L’incertezza sigilla il portafoglio degli italiani. Nonostante il recupero del potere d’acquisto, la propensione al consumo delle famiglie è rimasta al palo: un atteggiamento da ‘formiche’ che ha cancellato oltre 3,3 miliardi di euro di spesa. È quanto emerge dalle elaborazioni condotte da CER per Confesercenti.
L’effetto dell’incertezza è stato particolarmente grave nel secondo trimestre dell’anno. Tra aprile e giugno il potere d’acquisto delle famiglie ha registrato un robusto incremento (+0,9%) rispetto ai tre mesi precedenti, ma la spesa per consumi è rimasta sostanzialmente al palo, segnando un aumento di appena +0,1%. Alla flessione della propensione al consumo è conseguita una mancata spesa nel trimestre di 2,5 miliardi, che ha aggravato pesantemente il bilancio dei primi tre mesi dell’anno, quando la minore propensione al consumo aveva determinato una perdita di spesa di quasi 850 milioni.
A incidere sulla fiducia delle famiglie – e delle imprese italiane – è soprattutto il rallentamento in atto dell’economia: secondo le previsioni Cer per Confesercenti, il 2019 dovrebbe chiudersi con una mini-crescita dei consumi dello 0,3% (il dato più basso dal 2014 ad oggi), mentre il Pil si avvia a registrare una variazione nulla.

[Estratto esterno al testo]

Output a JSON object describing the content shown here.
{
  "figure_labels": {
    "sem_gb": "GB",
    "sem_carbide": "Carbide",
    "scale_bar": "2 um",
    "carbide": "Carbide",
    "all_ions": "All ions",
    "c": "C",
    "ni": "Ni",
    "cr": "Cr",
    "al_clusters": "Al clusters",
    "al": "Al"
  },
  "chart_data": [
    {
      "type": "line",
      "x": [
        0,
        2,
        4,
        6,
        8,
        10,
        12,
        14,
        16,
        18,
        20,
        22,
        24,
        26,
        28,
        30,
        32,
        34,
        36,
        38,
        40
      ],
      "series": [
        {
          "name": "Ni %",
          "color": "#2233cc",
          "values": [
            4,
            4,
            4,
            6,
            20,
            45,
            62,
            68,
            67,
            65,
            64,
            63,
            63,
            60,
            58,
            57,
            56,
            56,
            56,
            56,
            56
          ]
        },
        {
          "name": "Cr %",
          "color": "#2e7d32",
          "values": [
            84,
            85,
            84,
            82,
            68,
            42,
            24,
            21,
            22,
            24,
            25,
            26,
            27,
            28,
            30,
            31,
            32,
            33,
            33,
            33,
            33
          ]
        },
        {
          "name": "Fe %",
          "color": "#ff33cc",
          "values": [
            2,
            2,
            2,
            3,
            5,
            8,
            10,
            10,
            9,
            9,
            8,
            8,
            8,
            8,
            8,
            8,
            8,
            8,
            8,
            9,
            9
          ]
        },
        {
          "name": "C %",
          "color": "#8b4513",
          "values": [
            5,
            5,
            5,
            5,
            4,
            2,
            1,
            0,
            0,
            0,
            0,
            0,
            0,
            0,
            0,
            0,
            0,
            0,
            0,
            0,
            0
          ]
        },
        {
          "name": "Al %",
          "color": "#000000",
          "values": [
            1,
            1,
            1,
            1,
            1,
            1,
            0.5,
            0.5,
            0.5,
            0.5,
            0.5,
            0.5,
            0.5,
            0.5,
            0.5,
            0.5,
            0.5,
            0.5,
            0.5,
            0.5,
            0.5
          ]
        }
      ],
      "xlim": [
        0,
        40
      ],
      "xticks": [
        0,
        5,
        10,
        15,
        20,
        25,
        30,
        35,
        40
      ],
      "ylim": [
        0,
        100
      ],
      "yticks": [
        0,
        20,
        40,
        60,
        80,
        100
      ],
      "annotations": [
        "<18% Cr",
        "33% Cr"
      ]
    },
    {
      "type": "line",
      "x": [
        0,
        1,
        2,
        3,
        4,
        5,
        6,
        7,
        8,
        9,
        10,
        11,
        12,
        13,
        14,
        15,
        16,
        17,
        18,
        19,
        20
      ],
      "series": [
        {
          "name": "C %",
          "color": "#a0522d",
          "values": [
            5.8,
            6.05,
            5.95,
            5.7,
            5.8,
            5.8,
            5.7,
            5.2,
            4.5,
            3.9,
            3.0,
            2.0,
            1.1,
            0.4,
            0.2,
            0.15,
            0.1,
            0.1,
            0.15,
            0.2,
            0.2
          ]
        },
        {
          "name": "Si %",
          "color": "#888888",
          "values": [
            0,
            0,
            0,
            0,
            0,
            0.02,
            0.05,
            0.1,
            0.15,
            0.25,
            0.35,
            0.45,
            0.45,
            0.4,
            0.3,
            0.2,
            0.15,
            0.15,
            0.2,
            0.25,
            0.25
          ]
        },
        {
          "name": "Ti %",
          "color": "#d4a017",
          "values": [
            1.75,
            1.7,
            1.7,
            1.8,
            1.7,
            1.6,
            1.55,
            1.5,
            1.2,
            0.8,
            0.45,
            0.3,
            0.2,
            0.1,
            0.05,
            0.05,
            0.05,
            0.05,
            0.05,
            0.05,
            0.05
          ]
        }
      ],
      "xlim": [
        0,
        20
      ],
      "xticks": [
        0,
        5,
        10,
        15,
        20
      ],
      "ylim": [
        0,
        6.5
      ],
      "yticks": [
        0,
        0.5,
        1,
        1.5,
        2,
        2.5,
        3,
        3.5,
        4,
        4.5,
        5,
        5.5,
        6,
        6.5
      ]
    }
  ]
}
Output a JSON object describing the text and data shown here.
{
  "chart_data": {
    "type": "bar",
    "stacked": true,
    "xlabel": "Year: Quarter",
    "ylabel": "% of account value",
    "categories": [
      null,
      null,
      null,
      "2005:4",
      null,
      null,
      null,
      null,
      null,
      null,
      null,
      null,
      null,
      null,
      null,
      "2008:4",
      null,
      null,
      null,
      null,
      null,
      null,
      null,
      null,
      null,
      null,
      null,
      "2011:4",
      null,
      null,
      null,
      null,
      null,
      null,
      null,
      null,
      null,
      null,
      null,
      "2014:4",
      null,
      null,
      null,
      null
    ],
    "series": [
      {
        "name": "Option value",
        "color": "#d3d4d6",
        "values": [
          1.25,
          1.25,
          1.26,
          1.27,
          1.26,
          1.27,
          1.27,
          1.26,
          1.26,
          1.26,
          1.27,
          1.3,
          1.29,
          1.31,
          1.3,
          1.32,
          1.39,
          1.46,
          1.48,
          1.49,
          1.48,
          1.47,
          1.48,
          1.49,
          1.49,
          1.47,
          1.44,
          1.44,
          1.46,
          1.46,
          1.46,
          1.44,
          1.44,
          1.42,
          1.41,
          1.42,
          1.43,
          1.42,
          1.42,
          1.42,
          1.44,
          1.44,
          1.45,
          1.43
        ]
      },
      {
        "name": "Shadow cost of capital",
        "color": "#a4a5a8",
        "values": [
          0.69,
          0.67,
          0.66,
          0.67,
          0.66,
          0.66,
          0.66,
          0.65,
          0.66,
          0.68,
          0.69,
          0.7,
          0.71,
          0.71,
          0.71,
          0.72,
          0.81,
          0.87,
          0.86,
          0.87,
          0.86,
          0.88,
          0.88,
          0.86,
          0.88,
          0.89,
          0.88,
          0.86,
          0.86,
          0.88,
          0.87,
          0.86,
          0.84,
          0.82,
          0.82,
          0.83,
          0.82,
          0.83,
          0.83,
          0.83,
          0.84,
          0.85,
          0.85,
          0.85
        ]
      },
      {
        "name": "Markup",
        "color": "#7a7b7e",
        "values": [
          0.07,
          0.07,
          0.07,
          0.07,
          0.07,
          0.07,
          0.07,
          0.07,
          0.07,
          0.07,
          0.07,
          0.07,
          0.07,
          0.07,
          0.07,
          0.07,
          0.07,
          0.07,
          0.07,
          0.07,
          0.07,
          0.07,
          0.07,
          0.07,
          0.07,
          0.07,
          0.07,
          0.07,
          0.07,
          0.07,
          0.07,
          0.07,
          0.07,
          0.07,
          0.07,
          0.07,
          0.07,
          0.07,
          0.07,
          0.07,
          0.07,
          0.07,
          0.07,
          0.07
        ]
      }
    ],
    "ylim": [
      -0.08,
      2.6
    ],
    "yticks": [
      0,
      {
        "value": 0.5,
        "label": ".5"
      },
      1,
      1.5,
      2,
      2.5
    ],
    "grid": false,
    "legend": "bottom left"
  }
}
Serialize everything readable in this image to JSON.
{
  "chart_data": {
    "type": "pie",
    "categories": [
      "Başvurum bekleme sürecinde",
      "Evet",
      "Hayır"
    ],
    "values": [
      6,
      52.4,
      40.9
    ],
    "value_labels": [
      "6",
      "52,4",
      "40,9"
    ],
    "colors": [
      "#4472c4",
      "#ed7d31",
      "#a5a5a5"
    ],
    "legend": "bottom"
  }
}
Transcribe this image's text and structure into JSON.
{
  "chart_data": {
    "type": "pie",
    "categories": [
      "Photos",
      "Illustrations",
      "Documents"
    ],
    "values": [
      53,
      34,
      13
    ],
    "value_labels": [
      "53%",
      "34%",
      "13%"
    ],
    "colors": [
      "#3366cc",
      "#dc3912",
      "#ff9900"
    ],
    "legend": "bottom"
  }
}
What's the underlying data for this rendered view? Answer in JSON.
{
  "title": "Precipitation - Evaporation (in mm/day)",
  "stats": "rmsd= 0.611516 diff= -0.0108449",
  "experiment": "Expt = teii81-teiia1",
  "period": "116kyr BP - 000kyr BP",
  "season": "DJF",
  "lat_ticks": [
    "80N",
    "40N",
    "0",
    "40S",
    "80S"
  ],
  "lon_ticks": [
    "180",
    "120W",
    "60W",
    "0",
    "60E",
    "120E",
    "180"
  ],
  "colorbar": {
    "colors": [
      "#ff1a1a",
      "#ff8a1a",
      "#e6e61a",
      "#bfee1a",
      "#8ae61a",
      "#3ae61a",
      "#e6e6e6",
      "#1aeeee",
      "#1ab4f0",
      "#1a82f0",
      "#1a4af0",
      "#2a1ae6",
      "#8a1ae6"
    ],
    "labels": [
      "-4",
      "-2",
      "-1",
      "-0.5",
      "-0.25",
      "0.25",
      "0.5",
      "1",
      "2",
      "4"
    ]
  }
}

Uno scenario di crescita zero che sta innescando un circolo vizioso: il timore del rallentamento frena la spesa delle famiglie, e a sua volta il calo della propensione al consumo sta bloccando ogni prospettiva di ripresa. La frenata della spesa ha infatti un forte impatto anche sul Pil: secondo le proiezioni Cer per Confesercenti, la prosecuzione delle tendenze in atto si tradurrà, a fine 2019, in una minore crescita del Pil dello 0,5%.
“L’economia rallenta, le tensioni internazionali non lasciano ben sperare e le famiglie non vedono una chiara via di uscita da questa situazione di stallo”, commenta la Presidente di Confesercenti Patrizia De Luise. “Per questo riteniamo che sia prioritario migliorare lo stato delle aspettative di consumatori e imprese. Fondamentale da questo punto di vista è stato scongiurare l’aumento IVA per il 2020: gli incrementi avrebbero avuto un effetto disastroso sulla fiducia delle famiglie”.
“Per ripartire – continua De Luise – bisogna dare fiducia a famiglie ed imprese. Occorre superare una visione ristretta ai confini dell’anno e lanciare un piano a lungo termine. Un piano che preveda l’impegno a disattivare le clausole di salvaguardia ancora attive sul biennio 2021-22, il varo della web tax e una spending review seria: non è possibile che la propensione alla spesa dello Stato cresca mentre le famiglie tirano la cinghia. Alla riduzione della spesa va accompagnato anche un serio e credibile programma di semplificazione e riduzione degli oneri burocratici. Misure a costo zero, ma capaci di dare un immediato impulso alla ripresa degli investimenti infrastrutturali e alla crescita economica italiana”.